The Rural Connectivity Group (RCG) is a joint venture by New Zealand’s mobile network operators – Vodafone, Spark, 2degrees. Crown Infrastructure Partners
has contracted with the Rural Connectivity Group to bring 4G mobile and wireless broadband coverage to rural New Zealand under the Rural Broadband Initiative Phase Two and the Mobile Black Spot Fund.

The RCG will build a minimum of 400 new mobile cell-sites, delivering high speed wireless broadband to at least 30,000 additional rural New Zealand households. This will increase New Zealand’s mobile land coverage area by up to 25 per cent, and deliver mobile calling and data service to a further potential 780 kilometres of New Zealand’s state highways. It aims to provide high-speed broadband to the greatest possible number of rural users and improve mobile on state highways and at key visitor destinations.

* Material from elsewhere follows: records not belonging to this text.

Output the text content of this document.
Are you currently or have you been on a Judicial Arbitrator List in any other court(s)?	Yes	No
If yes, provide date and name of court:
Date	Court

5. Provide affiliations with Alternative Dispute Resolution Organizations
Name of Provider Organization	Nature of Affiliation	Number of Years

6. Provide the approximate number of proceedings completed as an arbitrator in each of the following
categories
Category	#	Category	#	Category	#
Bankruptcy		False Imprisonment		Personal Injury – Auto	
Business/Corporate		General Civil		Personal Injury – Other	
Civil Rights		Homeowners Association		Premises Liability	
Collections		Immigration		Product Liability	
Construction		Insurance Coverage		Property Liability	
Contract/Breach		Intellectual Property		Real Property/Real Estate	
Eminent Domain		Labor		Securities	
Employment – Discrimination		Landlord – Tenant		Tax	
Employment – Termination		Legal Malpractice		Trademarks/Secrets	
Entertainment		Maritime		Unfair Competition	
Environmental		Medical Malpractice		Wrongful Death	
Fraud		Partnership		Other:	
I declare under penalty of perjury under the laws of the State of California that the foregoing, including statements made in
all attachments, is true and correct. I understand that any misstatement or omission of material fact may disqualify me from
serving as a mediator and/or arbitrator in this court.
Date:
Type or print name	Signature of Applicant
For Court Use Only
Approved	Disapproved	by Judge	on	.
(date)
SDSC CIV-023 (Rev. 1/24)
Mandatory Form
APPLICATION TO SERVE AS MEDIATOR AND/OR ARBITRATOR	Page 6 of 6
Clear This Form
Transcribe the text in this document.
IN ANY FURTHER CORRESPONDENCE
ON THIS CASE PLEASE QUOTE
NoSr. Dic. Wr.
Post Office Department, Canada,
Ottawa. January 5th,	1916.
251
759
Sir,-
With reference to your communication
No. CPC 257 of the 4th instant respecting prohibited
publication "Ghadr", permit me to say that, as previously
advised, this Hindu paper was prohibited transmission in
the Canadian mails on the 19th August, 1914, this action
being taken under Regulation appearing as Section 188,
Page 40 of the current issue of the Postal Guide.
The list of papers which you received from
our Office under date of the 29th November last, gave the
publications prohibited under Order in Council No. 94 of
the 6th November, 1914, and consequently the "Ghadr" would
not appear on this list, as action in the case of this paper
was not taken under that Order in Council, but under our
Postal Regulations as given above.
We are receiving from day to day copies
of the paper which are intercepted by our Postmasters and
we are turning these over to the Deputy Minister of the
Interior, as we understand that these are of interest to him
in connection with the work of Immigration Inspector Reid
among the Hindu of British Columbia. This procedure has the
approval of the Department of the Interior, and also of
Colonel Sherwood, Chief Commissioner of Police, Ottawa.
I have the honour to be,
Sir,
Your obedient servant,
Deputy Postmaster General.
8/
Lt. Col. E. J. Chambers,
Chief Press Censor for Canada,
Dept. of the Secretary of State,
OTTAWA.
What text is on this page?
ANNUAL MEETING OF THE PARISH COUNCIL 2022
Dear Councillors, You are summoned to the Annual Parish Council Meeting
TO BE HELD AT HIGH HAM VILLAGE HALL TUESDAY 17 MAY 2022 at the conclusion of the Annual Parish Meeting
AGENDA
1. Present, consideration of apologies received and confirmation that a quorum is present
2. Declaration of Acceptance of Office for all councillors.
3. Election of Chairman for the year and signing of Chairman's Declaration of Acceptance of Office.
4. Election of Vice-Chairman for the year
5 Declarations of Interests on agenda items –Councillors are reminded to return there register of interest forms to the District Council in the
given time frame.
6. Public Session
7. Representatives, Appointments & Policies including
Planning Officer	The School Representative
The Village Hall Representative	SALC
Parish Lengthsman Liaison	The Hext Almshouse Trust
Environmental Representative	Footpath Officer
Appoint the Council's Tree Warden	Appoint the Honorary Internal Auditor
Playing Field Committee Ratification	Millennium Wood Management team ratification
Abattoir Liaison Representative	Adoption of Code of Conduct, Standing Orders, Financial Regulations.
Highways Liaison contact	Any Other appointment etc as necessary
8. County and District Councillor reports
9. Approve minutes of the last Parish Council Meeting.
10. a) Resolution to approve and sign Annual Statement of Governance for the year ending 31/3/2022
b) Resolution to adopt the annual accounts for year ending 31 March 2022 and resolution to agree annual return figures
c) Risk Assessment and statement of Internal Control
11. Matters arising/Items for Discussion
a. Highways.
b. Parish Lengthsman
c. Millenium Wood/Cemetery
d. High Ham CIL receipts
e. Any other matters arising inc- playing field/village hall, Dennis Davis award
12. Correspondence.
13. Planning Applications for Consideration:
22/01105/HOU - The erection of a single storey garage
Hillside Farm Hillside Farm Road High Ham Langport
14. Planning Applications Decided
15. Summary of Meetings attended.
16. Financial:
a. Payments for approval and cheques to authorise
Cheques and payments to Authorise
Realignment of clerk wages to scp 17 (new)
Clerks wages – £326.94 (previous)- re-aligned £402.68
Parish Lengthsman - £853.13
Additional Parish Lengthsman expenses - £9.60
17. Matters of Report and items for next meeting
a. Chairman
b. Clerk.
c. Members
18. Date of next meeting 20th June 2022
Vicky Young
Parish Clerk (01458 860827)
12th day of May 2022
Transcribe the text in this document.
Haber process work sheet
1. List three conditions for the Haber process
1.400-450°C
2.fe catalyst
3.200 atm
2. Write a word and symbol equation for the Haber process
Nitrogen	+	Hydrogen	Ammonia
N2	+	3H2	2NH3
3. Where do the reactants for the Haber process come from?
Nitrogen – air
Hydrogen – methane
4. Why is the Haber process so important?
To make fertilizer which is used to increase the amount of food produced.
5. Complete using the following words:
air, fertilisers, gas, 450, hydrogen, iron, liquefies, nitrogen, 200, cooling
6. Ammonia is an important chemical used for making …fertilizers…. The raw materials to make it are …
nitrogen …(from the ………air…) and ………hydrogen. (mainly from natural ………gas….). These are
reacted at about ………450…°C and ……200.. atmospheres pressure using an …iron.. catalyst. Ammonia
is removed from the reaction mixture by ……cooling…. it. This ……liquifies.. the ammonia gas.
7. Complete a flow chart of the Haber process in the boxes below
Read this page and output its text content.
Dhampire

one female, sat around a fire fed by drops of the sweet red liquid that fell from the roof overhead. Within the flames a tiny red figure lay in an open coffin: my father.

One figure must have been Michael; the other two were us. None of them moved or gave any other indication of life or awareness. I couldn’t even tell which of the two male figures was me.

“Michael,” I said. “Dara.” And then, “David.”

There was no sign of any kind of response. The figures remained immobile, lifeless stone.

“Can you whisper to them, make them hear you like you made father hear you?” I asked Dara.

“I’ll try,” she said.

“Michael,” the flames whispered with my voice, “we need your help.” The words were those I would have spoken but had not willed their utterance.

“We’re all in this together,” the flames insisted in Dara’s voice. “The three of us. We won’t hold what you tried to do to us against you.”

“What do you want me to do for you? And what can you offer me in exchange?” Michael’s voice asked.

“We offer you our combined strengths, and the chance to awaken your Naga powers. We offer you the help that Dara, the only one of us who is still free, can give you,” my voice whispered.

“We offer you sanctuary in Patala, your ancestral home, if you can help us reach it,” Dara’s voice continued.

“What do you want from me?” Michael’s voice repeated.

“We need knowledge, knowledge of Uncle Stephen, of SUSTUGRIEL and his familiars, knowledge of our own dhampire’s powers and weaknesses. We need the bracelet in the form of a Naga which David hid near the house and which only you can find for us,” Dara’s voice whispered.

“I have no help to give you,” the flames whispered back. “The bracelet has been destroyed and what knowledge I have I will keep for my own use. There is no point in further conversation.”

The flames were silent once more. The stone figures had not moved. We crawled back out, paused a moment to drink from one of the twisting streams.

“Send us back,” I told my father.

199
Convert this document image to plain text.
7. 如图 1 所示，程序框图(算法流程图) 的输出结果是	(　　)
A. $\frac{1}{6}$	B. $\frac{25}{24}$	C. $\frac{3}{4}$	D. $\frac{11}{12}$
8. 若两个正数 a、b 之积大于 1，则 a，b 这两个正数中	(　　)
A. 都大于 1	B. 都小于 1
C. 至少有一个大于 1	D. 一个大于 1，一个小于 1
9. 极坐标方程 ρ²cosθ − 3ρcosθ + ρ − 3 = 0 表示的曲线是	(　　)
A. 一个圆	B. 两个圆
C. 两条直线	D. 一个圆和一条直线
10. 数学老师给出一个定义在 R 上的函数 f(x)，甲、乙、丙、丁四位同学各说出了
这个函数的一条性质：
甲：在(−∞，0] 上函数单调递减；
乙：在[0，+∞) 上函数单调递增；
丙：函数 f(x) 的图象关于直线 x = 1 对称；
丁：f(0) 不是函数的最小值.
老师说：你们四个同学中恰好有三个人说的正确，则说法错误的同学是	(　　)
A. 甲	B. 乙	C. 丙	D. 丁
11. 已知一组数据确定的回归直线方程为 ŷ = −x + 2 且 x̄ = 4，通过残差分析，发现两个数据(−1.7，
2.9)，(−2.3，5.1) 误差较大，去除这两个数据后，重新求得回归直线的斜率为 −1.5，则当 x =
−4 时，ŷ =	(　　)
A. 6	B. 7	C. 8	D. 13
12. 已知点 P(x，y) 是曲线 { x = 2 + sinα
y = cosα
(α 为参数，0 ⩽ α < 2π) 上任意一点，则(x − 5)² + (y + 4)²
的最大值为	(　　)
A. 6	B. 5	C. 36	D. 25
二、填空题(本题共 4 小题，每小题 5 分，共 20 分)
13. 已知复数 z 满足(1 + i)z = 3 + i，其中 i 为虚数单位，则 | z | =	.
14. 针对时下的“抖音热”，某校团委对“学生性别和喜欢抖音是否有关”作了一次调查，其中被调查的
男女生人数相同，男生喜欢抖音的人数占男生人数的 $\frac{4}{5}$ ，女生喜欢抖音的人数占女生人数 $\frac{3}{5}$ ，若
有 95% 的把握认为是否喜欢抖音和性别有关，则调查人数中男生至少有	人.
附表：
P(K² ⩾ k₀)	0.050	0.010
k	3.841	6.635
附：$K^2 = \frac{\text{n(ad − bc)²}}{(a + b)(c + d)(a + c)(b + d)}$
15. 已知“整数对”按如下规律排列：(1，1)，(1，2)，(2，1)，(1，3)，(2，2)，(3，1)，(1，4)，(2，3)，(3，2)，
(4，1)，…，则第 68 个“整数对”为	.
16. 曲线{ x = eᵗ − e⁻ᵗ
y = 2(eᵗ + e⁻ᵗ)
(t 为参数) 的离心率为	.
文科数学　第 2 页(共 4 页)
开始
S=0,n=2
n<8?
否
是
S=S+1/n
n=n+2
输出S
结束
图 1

All three mobile network operators will share spectrum, network equipment and have one set of antennae on each tower, using Multi Operator Core Network (MOCN) technology.

Coverage and rollout

As of June 2018 one site had been installed at Haast on the West coast of the South Island. It was fast tracked due to lobbying from locals citing safety issues. It is only 3G initially (with satellite back-haul) and will be later upgraded to 4G when suitable infrastructure is available.

The original contract builds were due for completion by the end of 2022 however the new schedule (May 2018) aims to have them substantially finished by the end of 2021 – a year earlier than previously planned.